By making the decision not to vaccinate we are harming our children, our neighbors' children the elderly and the frail. By choosing not to vaccinate we are turning our backs on science and reason. Perhaps most astonishingly we are refusing to believe that anything else could be the cause of autism. If we believe vaccines cause autism, then we aren't looking for the root causes of autism. We are only hurting ourselves and each other in the process. It's as though we are ready to hang an innocent man for crimes he did not commit while the real perpetrator runs free.

I offer parents and concerned citizens a source for their anger and fear, though I doubt that it will offer them any consolation. Every year more and more tons of toxic chemicals are released into our environment. I doubt if there is a place on Earth left untouched.

Mounting evidence suggests that even low-level exposure to toxic chemicals leads to premature births, behavioral and neurocognitive problems and intellectual deficits. Groups like the American Academy of Pediatrics and the American College of Obstetricians and Gynecologists have released policy statements and are calling for timely action to identify and reduce human exposure to toxic substances. The University of California, San Francisco has an entire program on reproductive health and the environment with scientific research articles documenting the harms associated with various chemicals we encounter daily. Meanwhile, every week another environmental protection, synonymous with human protection, is erased from our public policy.
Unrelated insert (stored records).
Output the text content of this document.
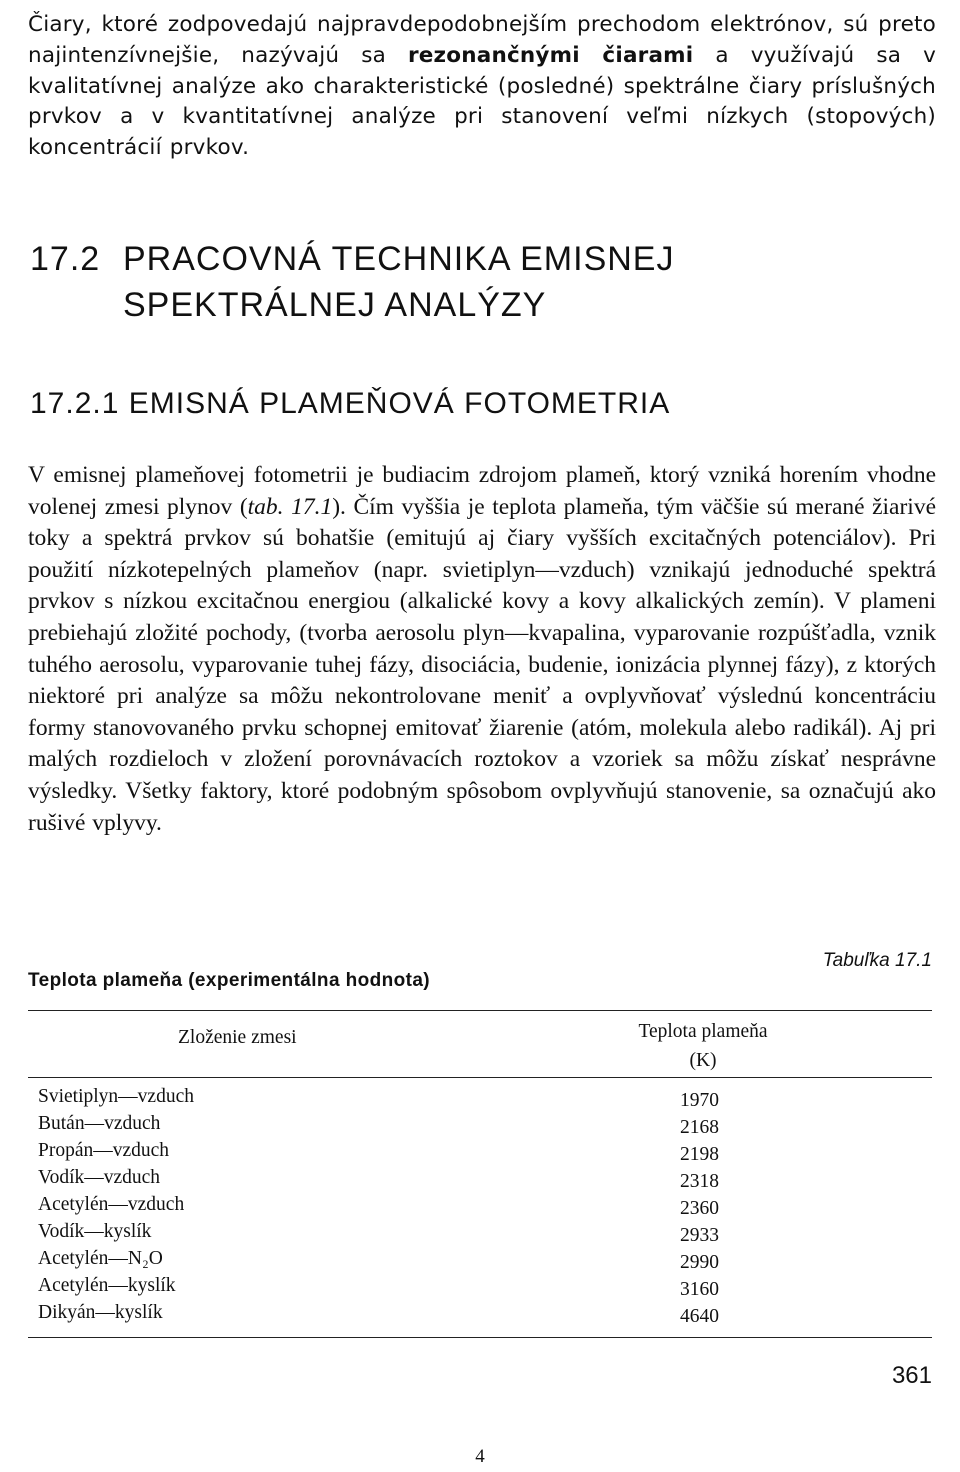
Čiary, ktoré zodpovedajú najpravdepodobnejším prechodom elektrónov, sú preto najintenzívnejšie, nazývajú sa rezonančnými čiarami a využívajú sa v kvalitatívnej analýze ako charakteristické (posledné) spektrálne čiary príslušných prvkov a v kvantitatívnej analýze pri stanovení veľmi nízkych (stopových) koncentrácií prvkov.

17.2 PRACOVNÁ TECHNIKA EMISNEJ
SPEKTRÁLNEJ ANALÝZY
17.2.1 EMISNÁ PLAMEŇOVÁ FOTOMETRIA

V emisnej plameňovej fotometrii je budiacim zdrojom plameň, ktorý vzniká horením vhodne volenej zmesi plynov (tab. 17.1). Čím vyššia je teplota plameňa, tým väčšie sú merané žiarivé toky a spektrá prvkov sú bohatšie (emitujú aj čiary vyšších excitačných potenciálov). Pri použití nízkotepelných plameňov (napr. svietiplyn—vzduch) vznikajú jednoduché spektrá prvkov s nízkou excitačnou energiou (alkalické kovy a kovy alkalických zemín). V plameni prebiehajú zložité pochody, (tvorba aerosolu plyn—kvapalina, vyparovanie rozpúšťadla, vznik tuhého aerosolu, vyparovanie tuhej fázy, disociácia, budenie, ionizácia plynnej fázy), z ktorých niektoré pri analýze sa môžu nekontrolovane meniť a ovplyvňovať výslednú koncentráciu formy stanovovaného prvku schopnej emitovať žiarenie (atóm, molekula alebo radikál). Aj pri malých rozdieloch v zložení porovnávacích roztokov a vzoriek sa môžu získať nesprávne výsledky. Všetky faktory, ktoré podobným spôsobom ovplyvňujú stanovenie, sa označujú ako rušivé vplyvy.

Tabuľka 17.1

Teplota plameňa (experimentálna hodnota)

Zloženie zmesi	Teplota plameňa
(K)
Svietiplyn—vzduch	1970
Bután—vzduch	2168
Propán—vzduch	2198
Vodík—vzduch	2318
Acetylén—vzduch	2360
Vodík—kyslík	2933
Acetylén—N₂O	2990
Acetylén—kyslík	3160
Dikyán—kyslík	4640

361

4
Acknowledge your fears and resist acting rashly. It is imperative that we keep it together, and instead of turning our backs on science, embrace it, not without question but logically. In my opinion, and in the opinion of many more like-minded experts in their fields, science is a powerful tool for goodness.

And lastly, I implore you, as the new flu season approaches, talk to your health care provider about vaccination. Vaccination is the single best way to prevent the spread of communicable diseases.

May you and your loved ones be healthy as the seasons change.